There was the history of the Network of NGOs of Trinidad and Tobago for the Advancement of Women to build on. Twenty years of producing a Women’s Manifesto and trying to get campaigning parties to commit to its goals. Twenty years of funding women candidates in the hopes that they would see the women who helped to get them into power as an important constituency. More years of encouraging a women’s cross-party caucus, where women politicians could gather as allies, rather than adversaries.

There was also the history of organisations like Caiso, Friends for Life, Women’s Caucus, Silver Lining Foundation and I am One to support. More than a decade of advocacy to end discrimination on the basis of sexual orientation and gender identity. In 2010, Caiso produced a manifesto, ‘6 in 6’, which outlined six policy and leadership steps they hoped that the new government would take in its first half year in office. Five years later, with those all unfulfilled, whether in terms of police treatment of LGBTI crime victims, the creation of safe schools or the community’s greater vulnerability to homelessness, they were still challenging their marginality. Now as part of a new network of groups called Allies for Justice and Diversity, a rights-we-deserve-not-what-rights-we-are-allowed manifesto was again created in 2015.

In a country where ‘the marginals’ decide the victor, it made sense for a post-election forum to bring together marginal groups to document their overlapping analyses and strategies, as they both contested how ideals of masculinity and femininity shape the lived realities of political life. Sexism cannot be ended without also ending homophobia, and advancing emancipation requires us to fearlessly document, understand and defy an unjust status quo. Where else then, would we discuss the homophobic bullying and stereotyping experienced by gay male candidates, from the population, their own political parties, and our headline-hungry media? Where else would we share how campaigning is experienced by women as they negotiate the significance of their family roles, femininity, and sexual respectability for their acceptability as representatives and leaders? Where else would the nation’s first transgender electoral candidate affirm her right to all the rights of citizenship, including public office?

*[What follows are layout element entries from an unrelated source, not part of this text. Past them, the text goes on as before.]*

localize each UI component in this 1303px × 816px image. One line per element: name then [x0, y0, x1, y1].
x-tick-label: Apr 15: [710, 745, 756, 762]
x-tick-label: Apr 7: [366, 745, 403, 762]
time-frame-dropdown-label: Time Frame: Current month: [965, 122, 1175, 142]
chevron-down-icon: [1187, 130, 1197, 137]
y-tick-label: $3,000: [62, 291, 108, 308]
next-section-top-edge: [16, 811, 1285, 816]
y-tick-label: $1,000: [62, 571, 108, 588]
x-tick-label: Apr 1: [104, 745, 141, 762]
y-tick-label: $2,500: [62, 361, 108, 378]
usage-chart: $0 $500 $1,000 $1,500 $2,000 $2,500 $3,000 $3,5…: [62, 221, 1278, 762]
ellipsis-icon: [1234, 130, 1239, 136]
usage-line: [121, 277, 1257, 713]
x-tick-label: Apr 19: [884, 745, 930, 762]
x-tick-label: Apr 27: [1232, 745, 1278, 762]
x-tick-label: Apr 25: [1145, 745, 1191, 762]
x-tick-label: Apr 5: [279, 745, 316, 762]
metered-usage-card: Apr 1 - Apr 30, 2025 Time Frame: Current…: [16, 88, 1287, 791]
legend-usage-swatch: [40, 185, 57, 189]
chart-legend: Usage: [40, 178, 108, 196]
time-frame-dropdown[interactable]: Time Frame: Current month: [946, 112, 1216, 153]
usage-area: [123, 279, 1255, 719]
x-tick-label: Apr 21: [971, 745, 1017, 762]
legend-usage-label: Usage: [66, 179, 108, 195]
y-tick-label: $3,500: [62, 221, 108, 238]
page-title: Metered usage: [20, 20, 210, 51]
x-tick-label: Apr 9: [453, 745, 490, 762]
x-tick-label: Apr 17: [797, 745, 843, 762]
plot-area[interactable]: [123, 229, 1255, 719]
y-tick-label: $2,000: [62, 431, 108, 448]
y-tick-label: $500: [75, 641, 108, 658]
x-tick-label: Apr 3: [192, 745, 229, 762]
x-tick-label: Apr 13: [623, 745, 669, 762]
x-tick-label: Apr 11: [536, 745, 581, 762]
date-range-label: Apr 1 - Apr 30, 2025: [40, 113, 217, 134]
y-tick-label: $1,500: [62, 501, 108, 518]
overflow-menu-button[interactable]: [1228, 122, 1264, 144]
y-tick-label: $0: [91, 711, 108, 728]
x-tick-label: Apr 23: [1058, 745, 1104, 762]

As an act of university solidarity, and to strengthen the alliance between women’s and LGBTI rights advocates, Nafeesa Mohammed, Khadijah Ameen, Sabrina Mowlah-Baksh, Luke Sinnette, Colin Robinson and Jowelle de Souza were all on one panel. Watching representatives of the PNM and UNC sit with these citizens, knowing their parties had unjustly abandoned them in their National Gender Policy drafts and in the Equal Opportunity Act, I hoped that the young people there could see that legitimacy and space is created incrementally, relentlessly, despite setbacks and disappointments. There was more than fifty years of activist history of holding the baton in that room, from Hazel Brown in her 70s to Afro-Trinidadian, lesbian, working class young women in their 20s. A generation coming after me should know that a path continues to be cut for them to run.

On election night, Dr. Keith Rowley, said that he is the Prime Minister of all of us, and “that we are all in this together”. We lead him by our example. Those young people came because they aspire for an equal place. Acknowledgment of that is what ‘all in this together’ means for politics in our nation.